The first section of the exhibition title was borrowed from a homonymous work from the series Show Titles, by Mexican-born London-based Stefan Brueggemann. In his works, Brueggemann often explores the legacy of conceptual art, particularly in the American 1960s, employing a tautological language in his adhesive vinyl texts that function as independent artworks in the exhibition space. These are works which not only explore the physical aspect of printed design – in this case, typography – but also create a whole network of relationships which raise, amongst others, questions about how ideas are transformed into artworks.
In fact, the works presented in Looks Conceptual… explore design as the interface for a wide network of everyday relationships, transactions, and negotiations. One of the themes raised by both the Swedish duo Goldin+Senneby and the Brazilian duo Leandro Lima and Gisela Motta is the tension between relationships emerging from virtual and real space. Goldin+Senneby will show the series Objects of Virtual Desire, in which they physically build virtual objects originally designed by the users of the website Second Life. Lima and Motta create physical prototypes of firearms used in some of the most popular combat videogames worldwide.
Design as the concrete manifestation of desire is an idea which also appears in the work The Technical Vocabulary of an Interior Decorator, by the duo Los Super Elegantes. Mixing music and performance, the Los Angeles-based artists have created an ironic play in which an interior decorator with a very unorthodox methodology tries to satisfy the projected desires of her client. São Paulo artist João Loureiro, whose practice is strongly connected with interior design, will present a new piece which encapsulates the male desire for virility materialised through racing motorcycles. His stylised, aerodynamic sculpture is made of a soft material which contrasts with the original desire.
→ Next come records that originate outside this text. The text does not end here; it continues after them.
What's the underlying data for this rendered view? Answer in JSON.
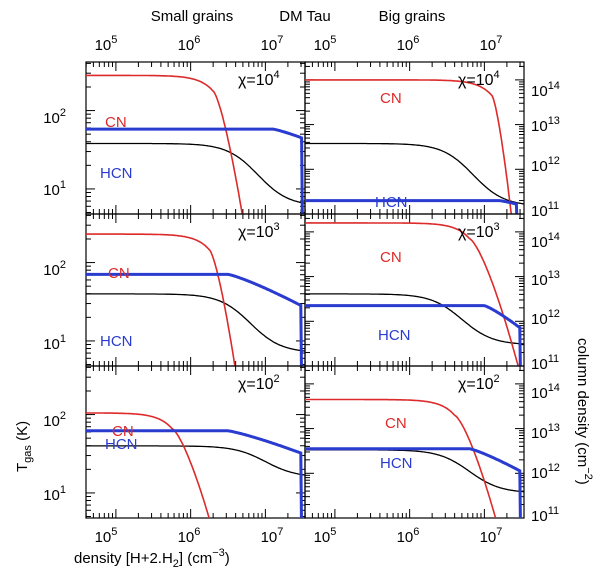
{
  "chart_data": {
    "type": "line",
    "title": "DM Tau",
    "column_titles": [
      "Small grains",
      "Big grains"
    ],
    "xlabel": "density [H+2.H",
    "xlabel_sub": "2",
    "xlabel_tail": "] (cm",
    "xlabel_exp": "−3",
    "xlabel_close": ")",
    "ylabel_left": "T",
    "ylabel_left_sub": "gas",
    "ylabel_left_tail": " (K)",
    "ylabel_right": "column density (cm",
    "ylabel_right_exp": "−2",
    "ylabel_right_close": ")",
    "x_scale": "log",
    "xlim_log10": [
      4.6,
      7.53
    ],
    "x_tick_exponents": [
      5,
      6,
      7
    ],
    "x_tick_labels": [
      "10",
      "10",
      "10"
    ],
    "x_tick_label_exps": [
      "5",
      "6",
      "7"
    ],
    "left_y_scale": "log",
    "left_ylim_log10": [
      0.68,
      2.62
    ],
    "left_y_tick_exponents": [
      1,
      2
    ],
    "left_y_tick_labels": [
      "10",
      "10"
    ],
    "left_y_tick_label_exps": [
      "1",
      "2"
    ],
    "right_y_scale": "log",
    "right_ylim_log10": [
      11,
      14.4
    ],
    "right_y_tick_exponents": [
      11,
      12,
      13,
      14
    ],
    "right_y_tick_labels": [
      "10",
      "10",
      "10",
      "10"
    ],
    "right_y_tick_label_exps": [
      "11",
      "12",
      "13",
      "14"
    ],
    "series_colors": {
      "CN": "#dd2a2a",
      "HCN": "#2a3bd0",
      "Tgas": "#000000"
    },
    "panels": [
      {
        "row": 0,
        "col": 0,
        "chi_label": "χ=10",
        "chi_exp": "4",
        "CN": {
          "label": "CN",
          "y0": 14.1,
          "xm": 6.3,
          "xe": 6.72,
          "k": 2.5
        },
        "HCN": {
          "label": "HCN",
          "y0": 12.9,
          "xm": 7.1,
          "xe": 7.49,
          "k": 0.2,
          "drop_to": 11.0
        },
        "Tgas": {
          "label": "T",
          "y0": 1.58,
          "xm": 6.9,
          "yend": 0.78,
          "k": 2.2
        }
      },
      {
        "row": 0,
        "col": 1,
        "chi_label": "χ=10",
        "chi_exp": "4",
        "CN": {
          "label": "CN",
          "y0": 14.0,
          "xm": 7.1,
          "xe": 7.38,
          "k": 2.5
        },
        "HCN": {
          "label": "HCN",
          "y0": 11.3,
          "xm": 7.2,
          "xe": 7.43,
          "k": 0.08,
          "drop_to": 11.0
        },
        "Tgas": {
          "label": "T",
          "y0": 1.58,
          "xm": 6.85,
          "yend": 0.78,
          "k": 2.2
        }
      },
      {
        "row": 1,
        "col": 0,
        "chi_label": "χ=10",
        "chi_exp": "3",
        "CN": {
          "label": "CN",
          "y0": 13.95,
          "xm": 6.25,
          "xe": 6.62,
          "k": 2.5
        },
        "HCN": {
          "label": "HCN",
          "y0": 13.05,
          "xm": 6.5,
          "xe": 7.48,
          "k": 0.7,
          "drop_to": 11.0
        },
        "Tgas": {
          "label": "T",
          "y0": 1.6,
          "xm": 6.8,
          "yend": 0.85,
          "k": 2.2
        }
      },
      {
        "row": 1,
        "col": 1,
        "chi_label": "χ=10",
        "chi_exp": "3",
        "CN": {
          "label": "CN",
          "y0": 14.2,
          "xm": 6.8,
          "xe": 7.5,
          "k": 2.5
        },
        "HCN": {
          "label": "HCN",
          "y0": 12.35,
          "xm": 7.0,
          "xe": 7.48,
          "k": 0.5,
          "drop_to": 11.0
        },
        "Tgas": {
          "label": "T",
          "y0": 1.6,
          "xm": 6.7,
          "yend": 0.95,
          "k": 2.2
        }
      },
      {
        "row": 2,
        "col": 0,
        "chi_label": "χ=10",
        "chi_exp": "2",
        "CN": {
          "label": "CN",
          "y0": 13.35,
          "xm": 5.75,
          "xe": 6.3,
          "k": 2.5
        },
        "HCN": {
          "label": "HCN",
          "y0": 12.95,
          "xm": 6.5,
          "xe": 7.48,
          "k": 0.5,
          "drop_to": 11.0
        },
        "Tgas": {
          "label": "T",
          "y0": 1.6,
          "xm": 7.0,
          "yend": 1.2,
          "k": 2.2
        }
      },
      {
        "row": 2,
        "col": 1,
        "chi_label": "χ=10",
        "chi_exp": "2",
        "CN": {
          "label": "CN",
          "y0": 13.65,
          "xm": 6.6,
          "xe": 7.2,
          "k": 2.5
        },
        "HCN": {
          "label": "HCN",
          "y0": 12.55,
          "xm": 6.8,
          "xe": 7.48,
          "k": 0.5,
          "drop_to": 11.0
        },
        "Tgas": {
          "label": "T",
          "y0": 1.55,
          "xm": 6.8,
          "yend": 1.0,
          "k": 2.2
        }
      }
    ]
  }
}
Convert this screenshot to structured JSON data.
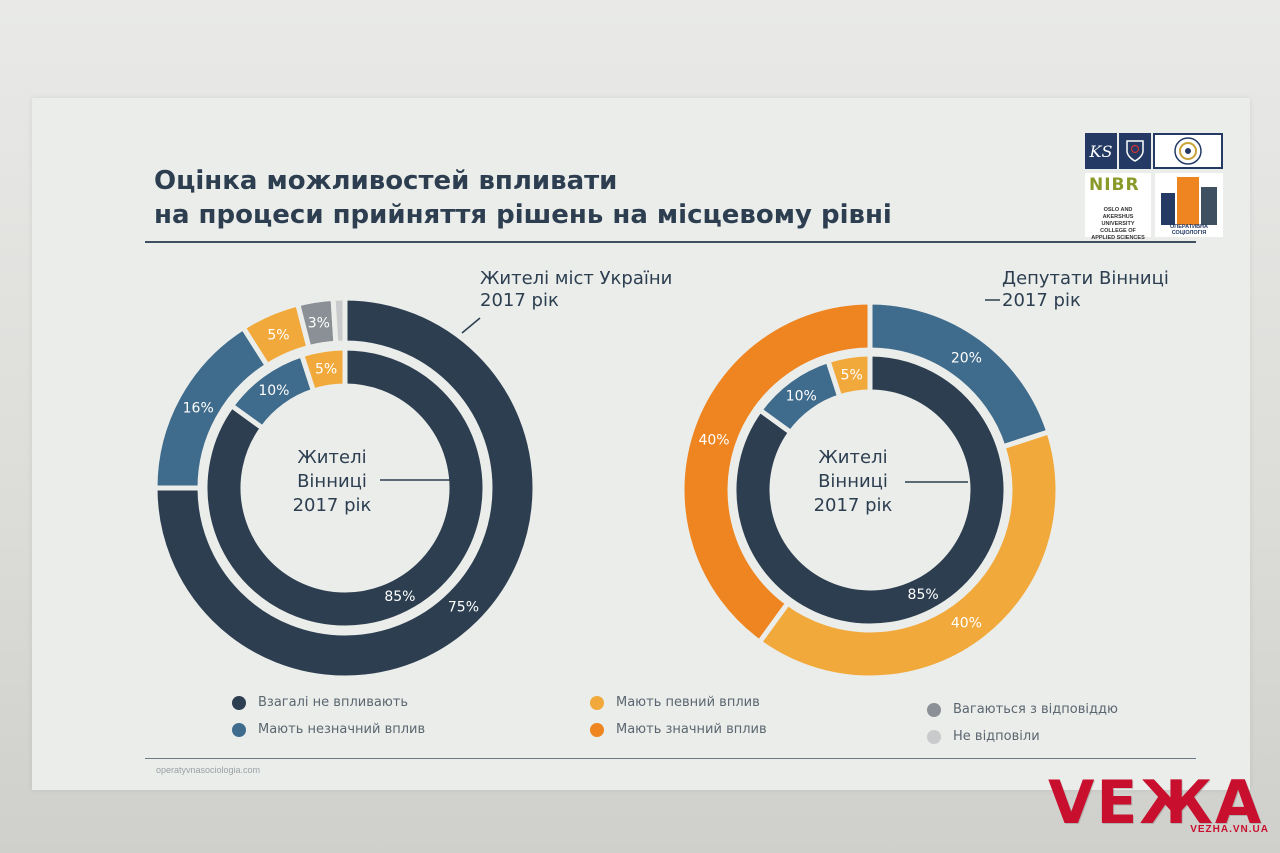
{
  "title_line1": "Оцінка можливостей впливати",
  "title_line2": "на процеси прийняття рішень на місцевому рівні",
  "logos": {
    "ks": "KS",
    "nibr": "NIBR",
    "nibr_sub": "OSLO AND AKERSHUS UNIVERSITY COLLEGE OF APPLIED SCIENCES",
    "sociology": "ОПЕРАТИВНА СОЦІОЛОГІЯ"
  },
  "source": "operatyvnasociologia.com",
  "watermark": {
    "brand": "VEЖA",
    "url": "VEZHA.VN.UA"
  },
  "colors": {
    "dark": "#2c3e50",
    "blue": "#3f6b8c",
    "yellow": "#f2a93b",
    "orange": "#ee8520",
    "gray": "#8a9095",
    "lightgray": "#c9cacb"
  },
  "chart_data": [
    {
      "type": "pie",
      "variant": "nested-donut",
      "center_label": [
        "Жителі",
        "Вінниці",
        "2017 рік"
      ],
      "outer_label": [
        "Жителі міст України",
        "2017 рік"
      ],
      "outer": [
        {
          "category": "Взагалі не впливають",
          "value": 75,
          "label": "75%"
        },
        {
          "category": "Мають незначний вплив",
          "value": 16,
          "label": "16%"
        },
        {
          "category": "Мають певний вплив",
          "value": 5,
          "label": "5%"
        },
        {
          "category": "Вагаються з відповіддю",
          "value": 3,
          "label": "3%"
        },
        {
          "category": "Не відповіли",
          "value": 1,
          "label": ""
        }
      ],
      "inner": [
        {
          "category": "Взагалі не впливають",
          "value": 85,
          "label": "85%"
        },
        {
          "category": "Мають незначний вплив",
          "value": 10,
          "label": "10%"
        },
        {
          "category": "Мають певний вплив",
          "value": 5,
          "label": "5%"
        }
      ]
    },
    {
      "type": "pie",
      "variant": "nested-donut",
      "center_label": [
        "Жителі",
        "Вінниці",
        "2017 рік"
      ],
      "outer_label": [
        "Депутати Вінниці",
        "2017 рік"
      ],
      "outer": [
        {
          "category": "Мають незначний вплив",
          "value": 20,
          "label": "20%"
        },
        {
          "category": "Мають певний вплив",
          "value": 40,
          "label": "40%"
        },
        {
          "category": "Мають значний вплив",
          "value": 40,
          "label": "40%"
        }
      ],
      "inner": [
        {
          "category": "Взагалі не впливають",
          "value": 85,
          "label": "85%"
        },
        {
          "category": "Мають незначний вплив",
          "value": 10,
          "label": "10%"
        },
        {
          "category": "Мають певний вплив",
          "value": 5,
          "label": "5%"
        }
      ]
    }
  ],
  "legend": [
    {
      "label": "Взагалі не впливають",
      "color_key": "dark"
    },
    {
      "label": "Мають незначний вплив",
      "color_key": "blue"
    },
    {
      "label": "Мають певний вплив",
      "color_key": "yellow"
    },
    {
      "label": "Мають значний вплив",
      "color_key": "orange"
    },
    {
      "label": "Вагаються з відповіддю",
      "color_key": "gray"
    },
    {
      "label": "Не відповіли",
      "color_key": "lightgray"
    }
  ]
}
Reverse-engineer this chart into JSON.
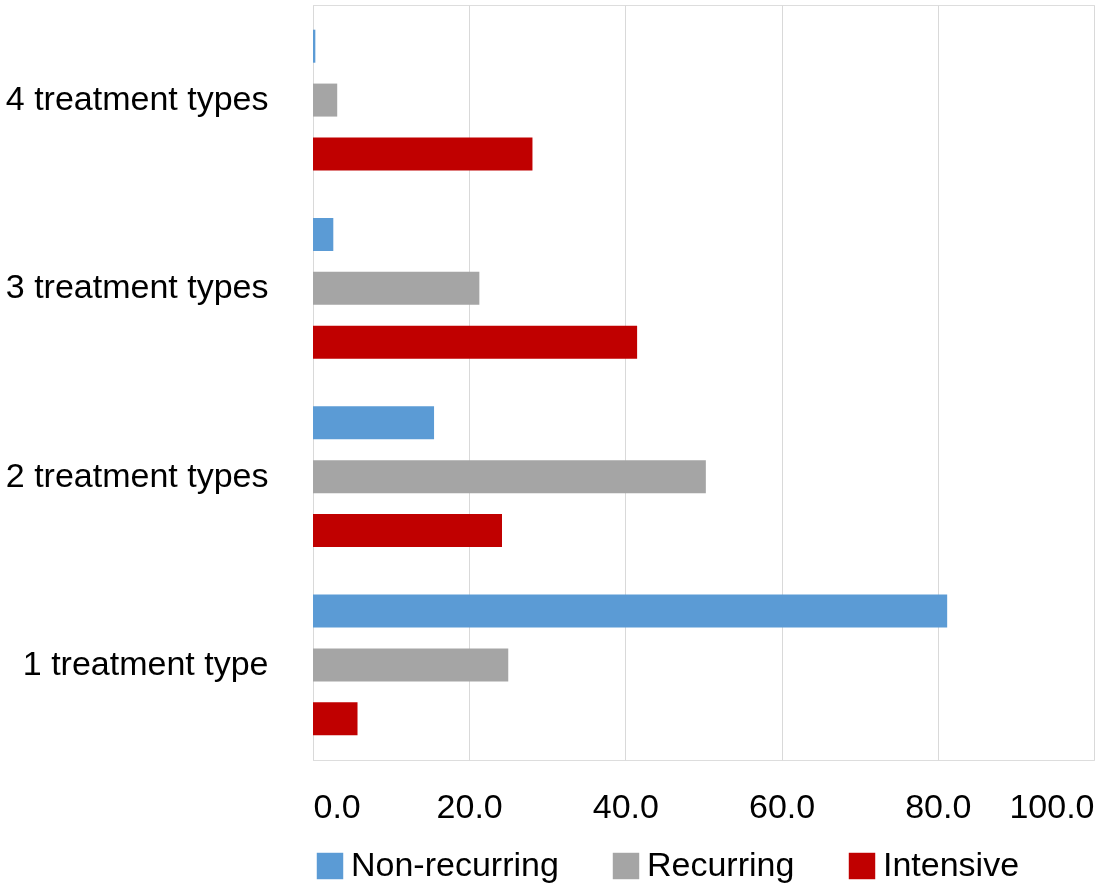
{
  "chart_data": {
    "type": "bar",
    "orientation": "horizontal",
    "categories": [
      "4 treatment types",
      "3 treatment types",
      "2 treatment types",
      "1 treatment type"
    ],
    "series": [
      {
        "name": "Non-recurring",
        "color": "#5b9bd5",
        "values": [
          0.3,
          2.6,
          15.5,
          81.2
        ]
      },
      {
        "name": "Recurring",
        "color": "#a5a5a5",
        "values": [
          3.1,
          21.3,
          50.3,
          25.0
        ]
      },
      {
        "name": "Intensive",
        "color": "#c00000",
        "values": [
          28.1,
          41.5,
          24.2,
          5.7
        ]
      }
    ],
    "xlim": [
      0,
      100
    ],
    "xticks": [
      {
        "value": 0,
        "label": "0.0"
      },
      {
        "value": 20,
        "label": "20.0"
      },
      {
        "value": 40,
        "label": "40.0"
      },
      {
        "value": 60,
        "label": "60.0"
      },
      {
        "value": 80,
        "label": "80.0"
      },
      {
        "value": 100,
        "label": "100.0"
      }
    ],
    "grid": "x",
    "legend": "bottom"
  }
}
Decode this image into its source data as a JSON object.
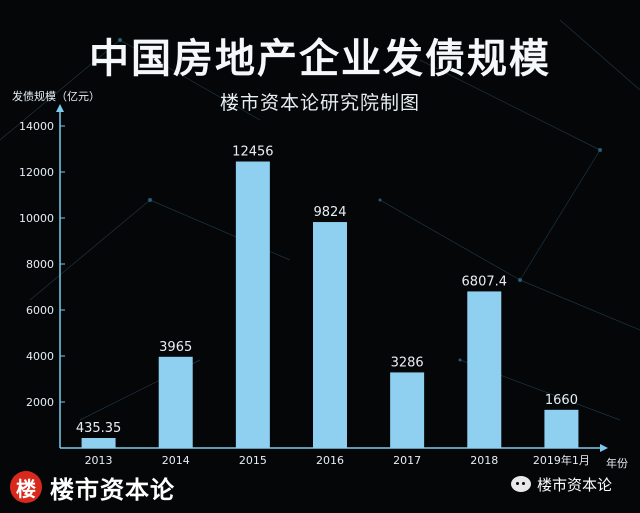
{
  "header": {
    "title": "中国房地产企业发债规模",
    "subtitle": "楼市资本论研究院制图"
  },
  "chart_data": {
    "type": "bar",
    "title": "中国房地产企业发债规模",
    "subtitle": "楼市资本论研究院制图",
    "ylabel": "发债规模（亿元）",
    "xlabel": "年份",
    "categories": [
      "2013",
      "2014",
      "2015",
      "2016",
      "2017",
      "2018",
      "2019年1月"
    ],
    "values": [
      435.35,
      3965,
      12456,
      9824,
      3286,
      6807.4,
      1660
    ],
    "value_labels": [
      "435.35",
      "3965",
      "12456",
      "9824",
      "3286",
      "6807.4",
      "1660"
    ],
    "ylim": [
      0,
      14000
    ],
    "yticks": [
      2000,
      4000,
      6000,
      8000,
      10000,
      12000,
      14000
    ],
    "ytick_labels": [
      "2000",
      "4000",
      "6000",
      "8000",
      "10000",
      "12000",
      "14000"
    ],
    "grid": false,
    "legend": "none"
  },
  "colors": {
    "background": "#050608",
    "bar": "#8fd0f0",
    "axis": "#7ccbee",
    "text": "#e6eef3",
    "badge": "#d9281c"
  },
  "branding": {
    "badge_text": "楼",
    "name_left": "楼市资本论",
    "name_right": "楼市资本论",
    "icon": "wechat-icon"
  }
}
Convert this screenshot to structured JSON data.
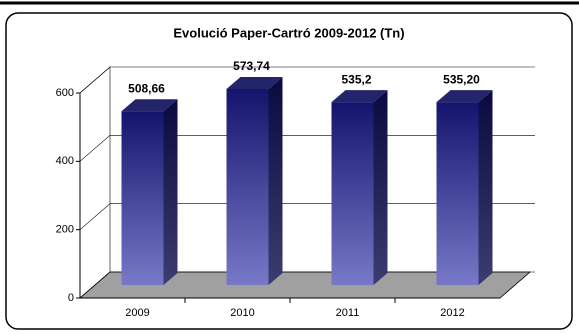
{
  "chart_data": {
    "type": "bar3d",
    "title": "Evolució Paper-Cartró 2009-2012 (Tn)",
    "categories": [
      "2009",
      "2010",
      "2011",
      "2012"
    ],
    "values": [
      508.66,
      573.74,
      535.2,
      535.2
    ],
    "value_labels": [
      "508,66",
      "573,74",
      "535,2",
      "535,20"
    ],
    "ylim": [
      0,
      600
    ],
    "yticks": [
      0,
      200,
      400,
      600
    ],
    "grid": true
  }
}
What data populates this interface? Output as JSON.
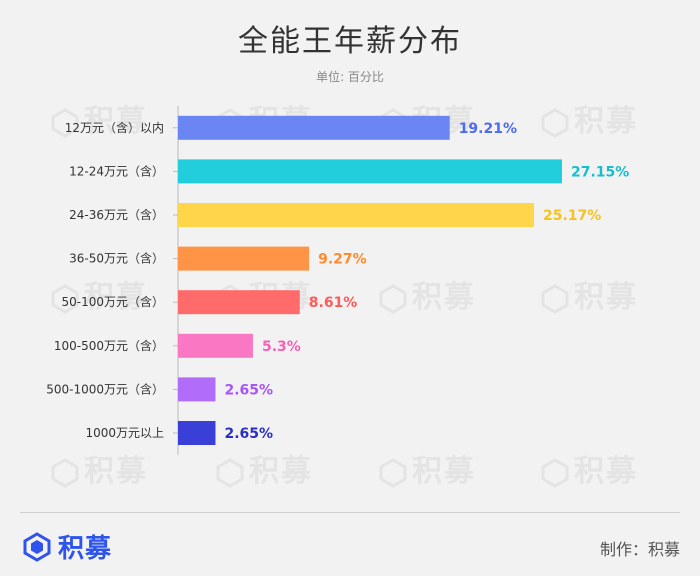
{
  "header": {
    "title": "全能王年薪分布",
    "subtitle": "单位: 百分比"
  },
  "watermark": {
    "text": "积募"
  },
  "footer": {
    "brand": "积募",
    "credit": "制作：积募"
  },
  "chart_data": {
    "type": "bar",
    "orientation": "horizontal",
    "title": "全能王年薪分布",
    "subtitle": "单位: 百分比",
    "unit": "%",
    "xlim": [
      0,
      30
    ],
    "grid": false,
    "categories": [
      "12万元（含）以内",
      "12-24万元（含）",
      "24-36万元（含）",
      "36-50万元（含）",
      "50-100万元（含）",
      "100-500万元（含）",
      "500-1000万元（含）",
      "1000万元以上"
    ],
    "values": [
      19.21,
      27.15,
      25.17,
      9.27,
      8.61,
      5.3,
      2.65,
      2.65
    ],
    "value_labels": [
      "19.21%",
      "27.15%",
      "25.17%",
      "9.27%",
      "8.61%",
      "5.3%",
      "2.65%",
      "2.65%"
    ],
    "colors": [
      "#6b86f2",
      "#22cedb",
      "#ffd54a",
      "#ff9447",
      "#ff6b6b",
      "#f878c4",
      "#b16cf9",
      "#3a3fd8"
    ],
    "label_colors": [
      "#4d6bf0",
      "#17bfcc",
      "#f5c221",
      "#ff8a2f",
      "#ff5a5a",
      "#f462b6",
      "#a855f7",
      "#2a2fc4"
    ]
  }
}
Looks Conceptual… will also present works which deal with different aspects of design, employing a range of strategies including infusing fashion and product design with a political stance or furniture design with surrealism. Reflecting the many possibilities of approximation between art and design, the exhibition aims to foreground the increasing influence of design on contemporary life and to discuss its implications and impact.